Monday, September 19, 2011

From Ugly Ducklings To Swans

Today (I lied, it was yesterday) I set about getting my "new" cast iron pans ready for duty. First order of business? Decide how I was going to tackle their rust issues. After some investigating I felt the easiest (and cheapest) method would be to soak them  in a tub of vinegar. I have plenty of white vinegar on hand, as that is what I use for fabric softener. I poured a gallon of vinegar into a plastic Rubbermaid shoe box, inserted the first of the pans and added just enough water to cover. I didn't want to dilute the vinegar too much. I let the pan soak for a couple of hours.

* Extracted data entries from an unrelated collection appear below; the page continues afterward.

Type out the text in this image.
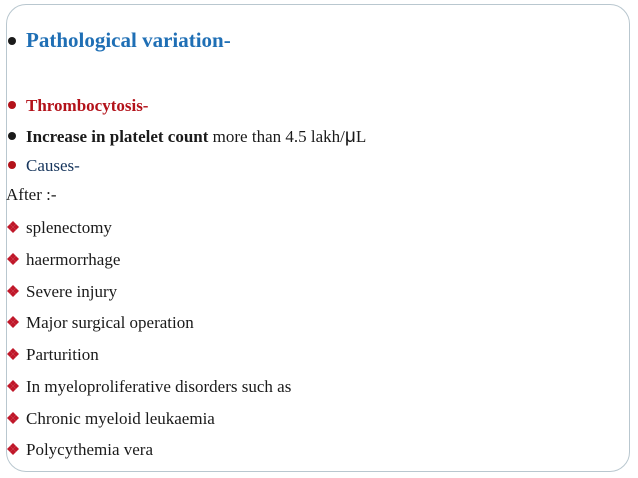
Pathological variation-
Thrombocytosis-
Increase in platelet count more than 4.5 lakh/μL
Causes-
After :-
splenectomy
haermorrhage
Severe injury
Major surgical operation
Parturition
In myeloproliferative disorders such as
Chronic myeloid leukaemia
Polycythemia vera
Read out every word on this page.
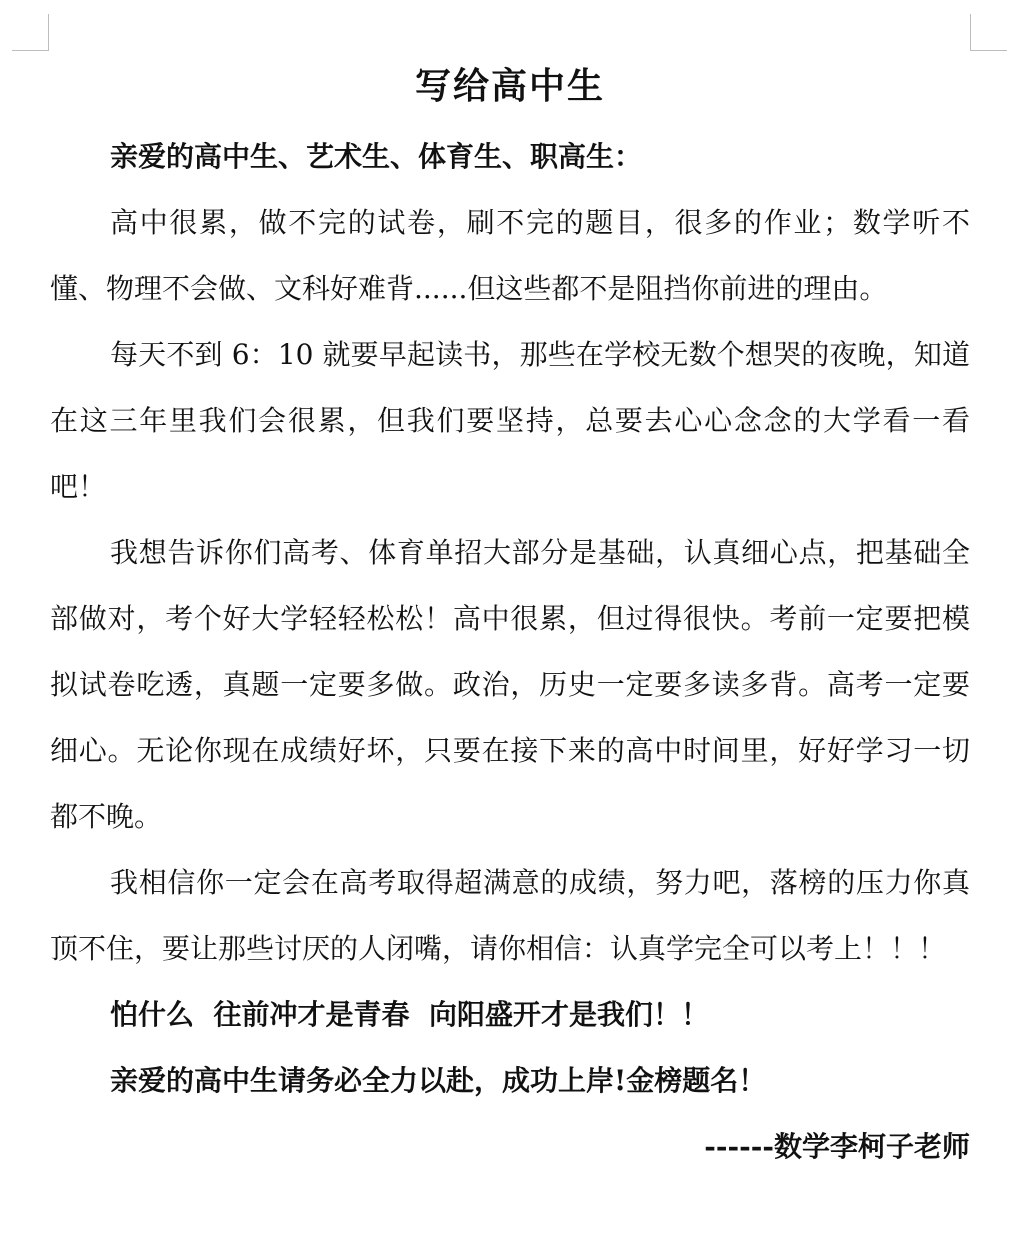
写给高中生

亲爱的高中生、艺术生、体育生、职高生：

高中很累，做不完的试卷，刷不完的题目，很多的作业；数学听不懂、物理不会做、文科好难背......但这些都不是阻挡你前进的理由。

每天不到 6：10 就要早起读书，那些在学校无数个想哭的夜晚，知道在这三年里我们会很累，但我们要坚持，总要去心心念念的大学看一看吧！

我想告诉你们高考、体育单招大部分是基础，认真细心点，把基础全部做对，考个好大学轻轻松松！高中很累，但过得很快。考前一定要把模拟试卷吃透，真题一定要多做。政治，历史一定要多读多背。高考一定要细心。无论你现在成绩好坏，只要在接下来的高中时间里，好好学习一切都不晚。

我相信你一定会在高考取得超满意的成绩，努力吧，落榜的压力你真顶不住，要让那些讨厌的人闭嘴，请你相信：认真学完全可以考上！！！

怕什么  往前冲才是青春  向阳盛开才是我们！！

亲爱的高中生请务必全力以赴，成功上岸!金榜题名！

------数学李柯子老师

Then I removed the pan from the vinegar and put it into some fresh water to which I added a tablespoon of baking soda to neutralize the acid. I used a wire brush, followed by steel wool, to remove every bit of the rust. Then I coated the pans in lard and baked them for 2 hours at 350 degrees. I let them cool and then repeated that seasoning process twice more per pan. Here are before and after pictures of the pans.

Small Pan Before Restoration

Small Pan After Stripping

Small Pan After Seasoning

Medium Pan Before Restoration

Medium Pan After Stripping

Medium Pan After Seasoning

Large Pan Before Stripping
(The bottom of this pan looked good)

Large Pan After Stripping

Large Pan After Seasoning

I am very happy with the method I chose for removing the rust. It did a great job, quickly and easily, and without removing all the original seasoning. I'm not a collector and do not care one bit if my pans look perfect. They worked hard for that seasoning and I see absolutely no reason to strip them all the way down to bare metal. The vinegar removed only the rust. With a few uses the coloring will even out. I used both the small and medium pans, today. LOVE THEM! Even more than I thought I would. After my 3 coats of seasoning the pans are perfectly non-stick. Here's the small pan frying up our morning eggs.


And the medium pan making a grilled cheese sandwich.

I will never go back to those lame, worthless Teflon fry pans. These cast iron pans work great on my glass topped range (which I loathe). The pans are flat so they heat up quickly and evenly...unlike my Teflon pans with their weird concave bottoms. Clean up is a snap. NO SOAP! Run them under hot water and scrub with a nylon Quickie brush. Then set them back onto the warm burner to dry and coat them with a little bit of corn oil. That's it. Easie peasie. Treated properly they should never rust again.

2 comments:

NewlyAwakened said...

I am sooo happy you got your pans! Also happy you went with the vinegar method and not the oven cleaner. I was going to say something... but figured you research stuff and would decide against it :) I did the same thing with mine (vinegar and elbow grease) and didn't want to strip it down to the metal and just left the older black seasoning as is. I read a lot about not cooking eggs or that it ruins the pans. I always fry my eggs on my cast and it does well. I think it may be from people who don't have it seasoned well enough. Anyway, congrats on the great deals.

crazihippichic said...

Yes, the research is half the fun. Who needs classes when we have Google.

I agree that those who warn against frying eggs in the pans just haven't seasoned them well enough. That's why I did it 3 times, to make sure I had a nice non-stick layer. My smallest skillet is in the best shape, having retained most of it's original seasoning. I fried in it twice today and the coloring is already looking very even.

I've threatened to dismember anyone who leaves them in water.